Его начинало слегка тошнить – от дыма сигарет, от запаха кислого пива и жженого рыбьего пузыря, от вида разбросанных по столам рыбьих блестящих внутренностей, над которыми, низко гудя, кружились первые, еще сонные мухи, – от безнадежности, от тоски, от неуверенности в себе, от сознания собственного ничтожества… Было стыдно стоять без кружки, как Шлёп-нога, – ловить равнодушные, иногда брезгливые, редко сочувственные взгляды; хотелось закрыть или опустить глаза, одним движением уйти из этого чужого, безобразного и в то же время так быстро – после одного стакана! – способного ярко измениться мира… Но нужно было стоять и смотреть на вход – чтобы не пропустить человека, который по душевной простоте или из-за старого одолжения не смог бы ему отказать, но мог повернуться, избегая его, и уйти в малый зал, видя, что остался незамеченным… Хоть бы кто-нибудь попросил у него закурить! В ответ можно было спросить двугривенный: человеку, взявшему папиросу, неудобно было бы ему отказать – хотя стоила папироса копейку… Но папиросы его были никому не нужны: работяги еще не хлынули с работы, и почти все вокруг курили явскую “Яву”, которую за тридцать пять копеек – сверху пятачок – продавали из-под прилавка на углу, в табачном магазине.

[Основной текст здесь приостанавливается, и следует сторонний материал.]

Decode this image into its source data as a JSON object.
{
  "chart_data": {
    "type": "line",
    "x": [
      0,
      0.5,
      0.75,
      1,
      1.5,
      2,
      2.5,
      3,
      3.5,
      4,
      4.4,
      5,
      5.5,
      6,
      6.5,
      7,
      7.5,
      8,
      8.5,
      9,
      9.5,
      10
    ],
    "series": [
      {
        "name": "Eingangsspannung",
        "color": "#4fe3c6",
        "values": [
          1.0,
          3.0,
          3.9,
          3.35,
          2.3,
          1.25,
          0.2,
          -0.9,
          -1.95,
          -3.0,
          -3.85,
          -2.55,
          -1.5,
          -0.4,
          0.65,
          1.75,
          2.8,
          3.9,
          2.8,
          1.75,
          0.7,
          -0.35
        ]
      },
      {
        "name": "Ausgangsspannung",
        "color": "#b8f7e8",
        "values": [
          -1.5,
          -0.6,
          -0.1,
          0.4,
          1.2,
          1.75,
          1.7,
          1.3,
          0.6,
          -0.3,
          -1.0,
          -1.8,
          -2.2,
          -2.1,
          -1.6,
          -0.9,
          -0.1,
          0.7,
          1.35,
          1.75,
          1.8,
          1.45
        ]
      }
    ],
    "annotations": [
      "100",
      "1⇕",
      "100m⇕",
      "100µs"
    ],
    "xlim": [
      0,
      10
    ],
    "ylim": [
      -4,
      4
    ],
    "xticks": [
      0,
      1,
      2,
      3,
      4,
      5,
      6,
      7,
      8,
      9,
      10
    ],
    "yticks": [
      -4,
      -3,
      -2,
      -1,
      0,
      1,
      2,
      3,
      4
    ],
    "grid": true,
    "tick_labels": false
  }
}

Мысль о том, чтобы поехать домой, вызывала у него содрогание: заснуть он бы не смог, а остаться наедине со своими мыслями – даже не мыслями, мыслей не было, были тягучие, унылые, смутные образы, неуклюже, как ослепшие звери, ворочавшиеся в него в голове, – остаться с ними дома, в своей комнате, среди стен и вещей, которые всё помнят и будут плача кричать о прошлой, далекой, наверное, счастливой – он уже забыл – потерянной жизни… страшно было подумать. Год назад так и ушел из Пиночета Долей – трезвый, казалось, спокойный, с неподвижным бледным усатым лицом; пришел домой – и открыл себе вены…

Прошел еще час. Открылся размен; к нему выстроилась длинная, хрустящая бумажками очередь. Включился вентилятор, подвешенный к закопченному потолку пропеллер о трех лопастях, одна из которых была оторвана – отчего он вращался наклонясь под углом, как падающий волчок, нетвердыми, задыхающимися движениями; Виктору всегда и с похмелья особенно ярко казалось, что он вот-вот оторвется и упадет – рухнет на человеческую толпу, кромсая ее длинными, острыми, как ножи, лопастями… Он посмотрел наверх: двурогий вентилятор бился в медленных судорогах, с трудом разгребая табачный дым, который уже в десяти сантиметрах от концов лопастей даже не шевелился. Вдруг у него закружилась голова. Он оттолкнулся от стены, постоял с минуту, удерживая равновесие, – и медленно пошел к выходу, упирая палку в скользкий, залитый пивом и заплеванный пол. Было очень душно.

– Эй, студент!

Он вздрогнул – все чувства его сейчас были беспомощно и беззащитно обострены – и остановился.

Отец Федор смотрел на него блестящими круглыми глазами из глубины ярко-красных, глянцевитых, как будто обожженных глазниц, – смотрел доброжелательно и спокойно, и сердце Виктора, забыв обо всем, дрогнуло и потянулось ему навстречу.

– Ну, ты чего, как г…. в проруби, болтаешься? – добродушно спросил Отец Федор, улыбаясь красногубым ртом, отчего под глазами его вспухли крепкие красные яблочки. – По рублю – и в школу не пойдем?

– Я, Федя, на мели, – горячо сказал Виктор. – Одолжи рубль… до пятницы. Я отдам.

В пятницу ему должны были перевести пенсию. Пенсия – он стеснялся и никогда не произносил этого слова.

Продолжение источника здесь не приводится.